Creates tax on health insurance and managed care plans. Sets fixed rate for hospital assessment and removes sunset. Creates new cigarette tax. Establishes Oregon Health Authority Fund. Deposits moneys from taxes and assessments into fund. Continuously appropriates moneys in fund to authority for purpose of carrying out functions of authority.

(Duties of Oregon Health Authority Board)
SECTION 10. (1) The duties of the Oregon Health Authority Board are to:
(a) Be the policy-making and oversight body for the Oregon Health Authority established in section 11 of this 2009 Act and all of the authority¢s departmental divisions, including the Quality Care Institute and the Oregon Health Insurance Exchange described in sections 17 and 18 of this 2009 Act.
(b) Implement a program to provide health insurance premium assistance to all low and moderate income families residing in Oregon.
(c) Establish health benefit plans for individuals who are covered under the Public Employees Benefit Board and the Oregon Educators Benefit Board that will achieve optimal coordination among state agencies that provide health care benefits.

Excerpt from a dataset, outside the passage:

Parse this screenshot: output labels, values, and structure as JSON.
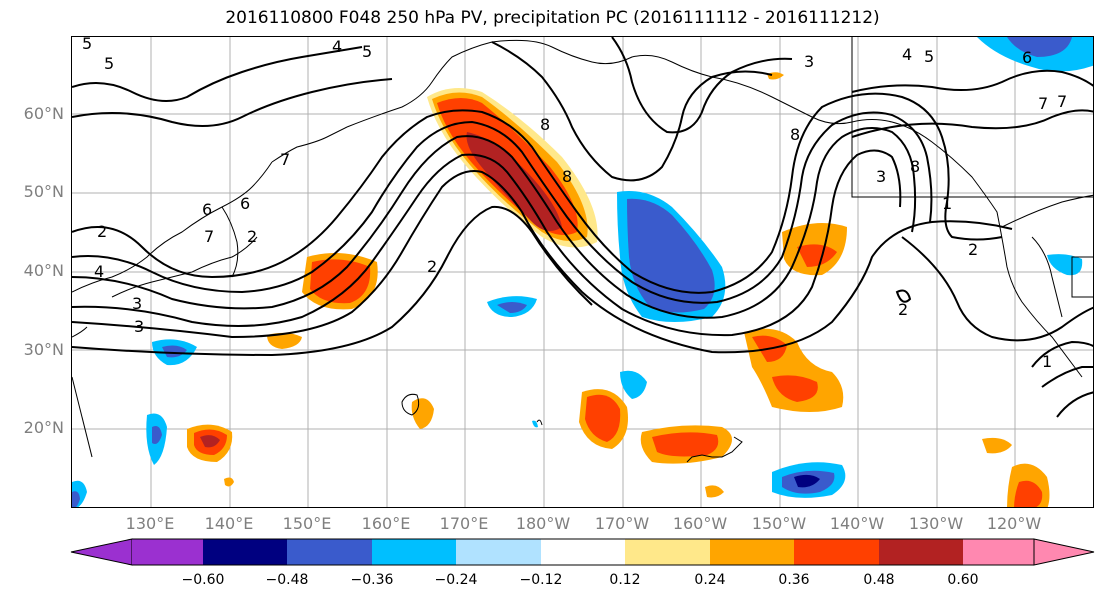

(d) Establish and continuously refine uniform, statewide health care quality standard for use by all purchasers of health care, third party payers and health care providers as quality performance benchmarks.
(e) Establish clinical standards and guidelines described in section 18 (3)(f)(B) of this 2009
Act.
(f) Approve and monitor community-centered health initiatives described in section 11 of this 2009 Act that are consistent with public health goals, strategies, programs and performance standards adopted by the board to improve the health of all Oregonians and shall regularly report to the Legislative Assembly on the accomplishments and needed changes to the initiatives.
(g) Establish cost control mechanisms to limit increases in health care costs in this state to an amount no greater than the U.S. City Average Consumer Price Index for medical care as published by the Bureau of Labor Statistics of the United States Department of Labor minus one percent, by the year 2015.
(h) Work with the Oregon congressional delegation to advance the adoption of or changes in federal policy to promote Orego’ns comprehensive health reform plan.
(i) Establish an essential benefit package for all insurance offered through the Oregon Health Insurance Exchange.